Pinotage Persecuted in WSJ

Is the current blitzkrieg trashing all things South African part of the campaign to elect Mormon Mitt Romney to high office next month? First up were the economic attacks in the New York Times, Wall Street Journal and the Economist. Next come the cultural drive-by shootings of Die Antwoord in the Guardian which asks whether the Black and White Minstrel get-up of Yolandi Vi$$er “will improve perceptions of Africans?” Yesterday a predator drone attack on Pinotage by Lettie Teague (below). When will chicks with red hair leave SA wine alone? wonders one exasperated farmer.

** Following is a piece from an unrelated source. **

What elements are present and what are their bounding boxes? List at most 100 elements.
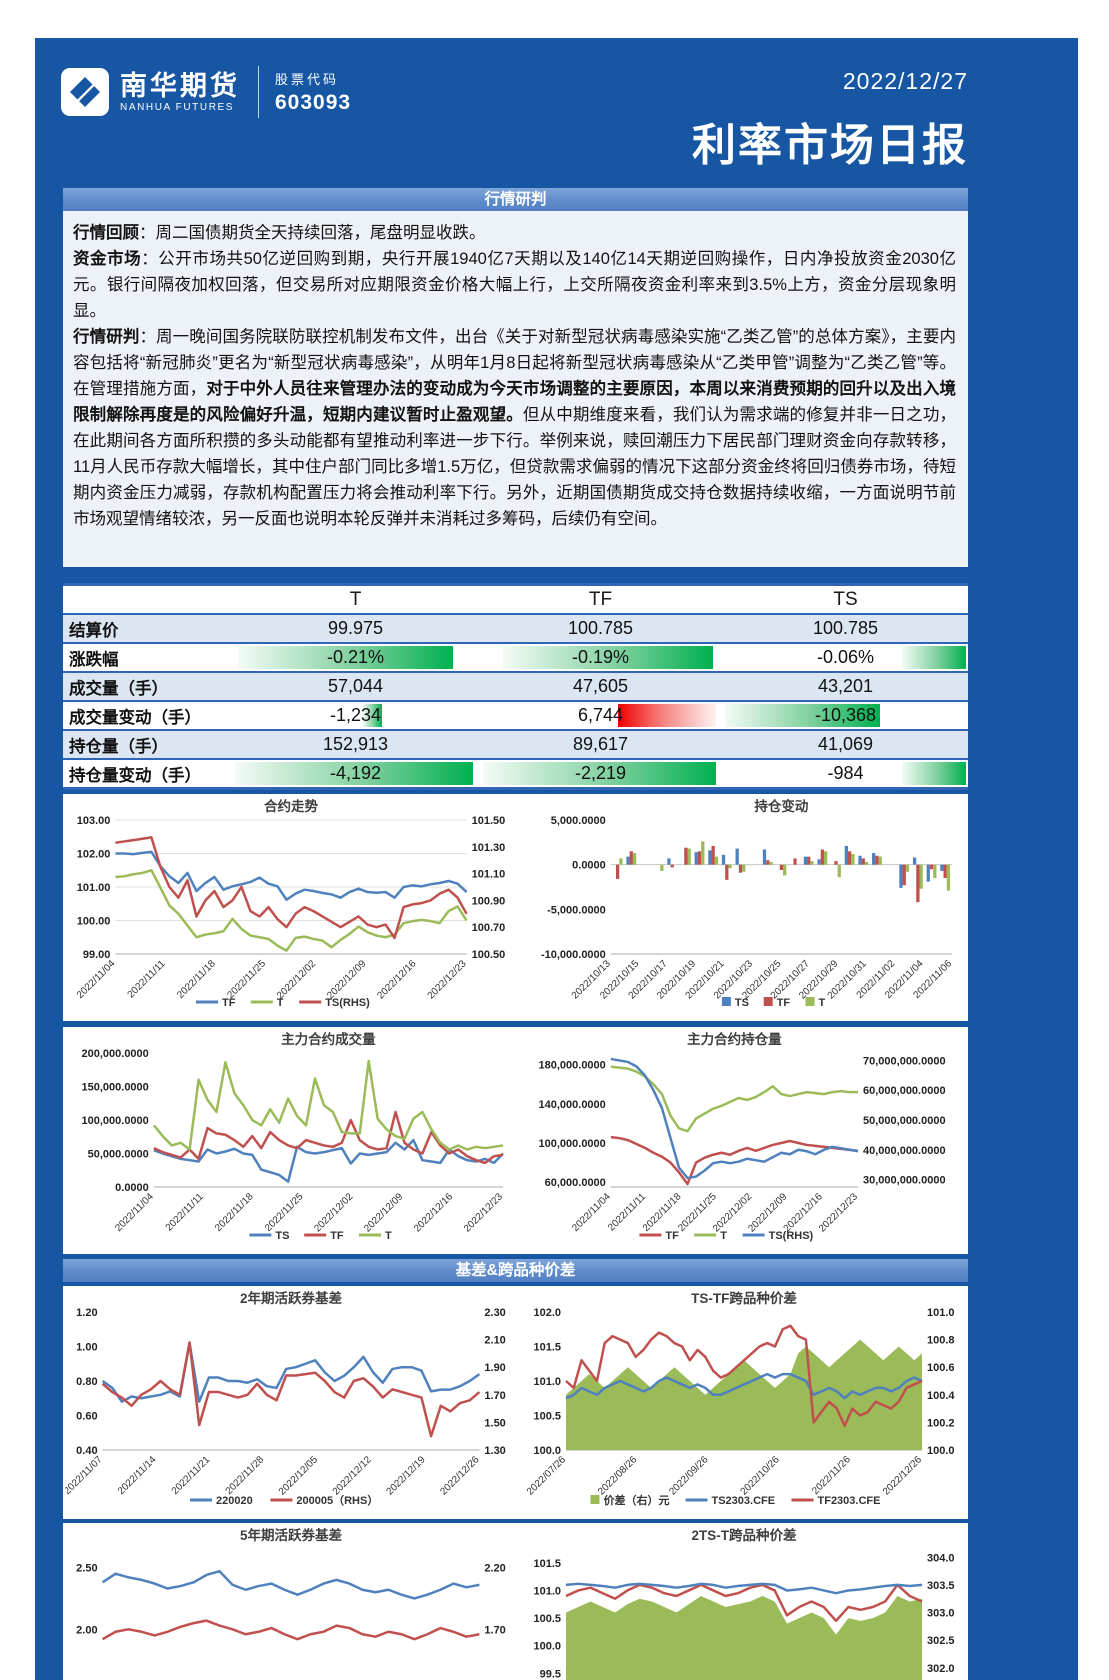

Last week Lettie interviewed billionaire Bill Foley (rated 86/100 by Robert Parker) who summed up SA wine as “unstable government and bad wine.” This week, in a story on Merlot, Lettie closes with a gratuitous kick in the goolies. “The tasting was a useful reminder not only that Merlot can be good, but also that a wine drinker should try not to hold unreasonable prejudices. I only hope that a reader doesn’t ask me to recommend a good Pinotage (the rubber-inflected native red wine of South Africa). I just don’t think I could endure 25 examples of that.”

How can a serious newspaper give column centimetres to such a prejudiced palate? For on her own PR website Lettie is proud to announce “she loves most wines of the world except Pinotage. She has never had a good Pinotage.” South Africans have had their fill of prejudice in all its forms and will fervently hopes that Jay McInerney will pick up his WSJ corkscrew again after the elections are over.

Declaration: the author grows Pinotage on the Paardeberg in the Swartland.